Northern traders say they fear chaos. “I cannot bring anything now,” Mubarak Idris, who used to bring a lorry-full of food every month, told IRIN. “I want to be sure first.”

The situation is already dire. Floods hit Aweil in mid-2010. The river overflowed and Aweil Rice Scheme, run by German agency GTZ, and projects supported by the UN Food and Agriculture Organization (FAO), were flooded. At the height of flooding, 99 percent of the scheme was under water.

Bad timing

The scaling-down of food supplies by traders comes at a time when numbers of hungry people in Southern Sudan are still high. According to FAO, an estimated 4.7 million people lack food in the region - 1.6 million severely food-deficient and 3.1 million moderately.

The situation is compounded by low production. In 2009, for instance, only 660,000MT of food was produced, leaving a 225,000MT gap. As a result, FAO is seeking funding for a project to mitigate the effects of recurrent crises, improve preparedness and make short-term food responses more effective.

“We have been intervening in livelihood support to vulnerable populations,” said Michael Oyat, FAO deputy emergency coordinator. “We cannot just give up now when more lives depend on us.”

Locals say the returnees, bringing worries, also bring hope. “Their farms were good,” says Bol. “They come committed. They are better than those here.” But food warehouses in every county are empty and the state wants the government of Southern Sudan to fill them.

The returnees are enrolled in farmer field schools and farm cooperatives. Already, some have become successful. “What led us back is because in the North we were only working as labourers on others’ farms,” said Chol Luka Wol Wol, who is part of a returnee farmer field school near the border that produced 80 100kg bags of cereals this past season. “Now we work our own farms."

Wol, his wife and six children fled the South in 1988. They walked for five days to Meiram and then took a bus for two days, eventually arriving in Gedaraf. There he worked 6am to 6pm, earning $15 for every 0.6 hectares he dug.

Last December, Wol organized 24 other families and walked for 15 days to Aweil. “We [thought if] Southern Sudan would break [away] we would not get a place to stay in the North,” he said.

Farm schools

At farm schools, members are taught under trees by an extension worker. Sometimes there is even a blackboard.

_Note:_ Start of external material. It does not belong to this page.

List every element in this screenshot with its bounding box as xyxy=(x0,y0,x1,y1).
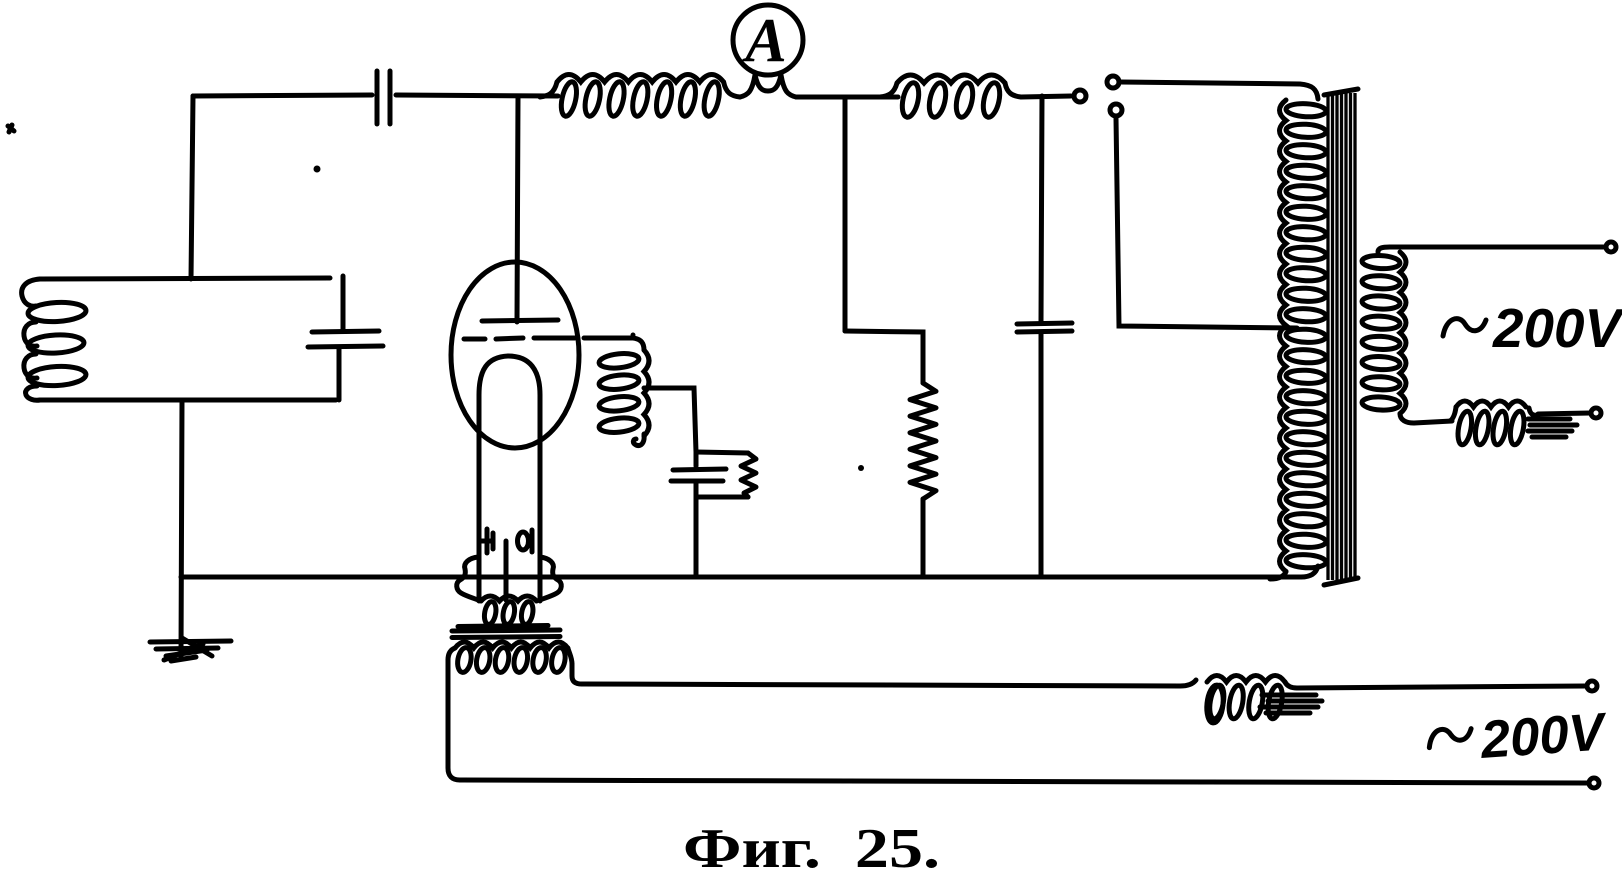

They work on demo plots and on individual plots near their homes.

“These people didn’t have anywhere to start,” Susan Kilobia, rural specialist of the EC-funded Sudan Productive Capacity Recovery Programme, says. “There were no pilot systems.”

At one school, a groundnut demo plot produced about 100 pods per plant, unlike the 32 pods per plant produced under alternative systems. Another field school produced 350 100kg bags of nuts on its first try.

However, the lack of roads and market information, and a pastoralist culture are a challenge to the returnees. “Animals are sacred,” Kinanga says. “Some say, ‘I don’t want to see my animals plough: that’s punishment’.”

Often pastoralists and farmers are at loggerheads. Parts of the state have now given a directive that cattle found eating crops would be sold to compensate for the crops.

Ali Said, chief technical officer for Sudan Institutional Capacity Programme: Food Security for Action, says a market information system is in the works. “But it has to be sustainable,” he says. “That means empowering the Southern Sudanese to do it.”

Nobody seems certain how much food aid is necessary so as to not distort the market. The numbers, aid workers say, will be known after a joint assessment that is about to be concluded.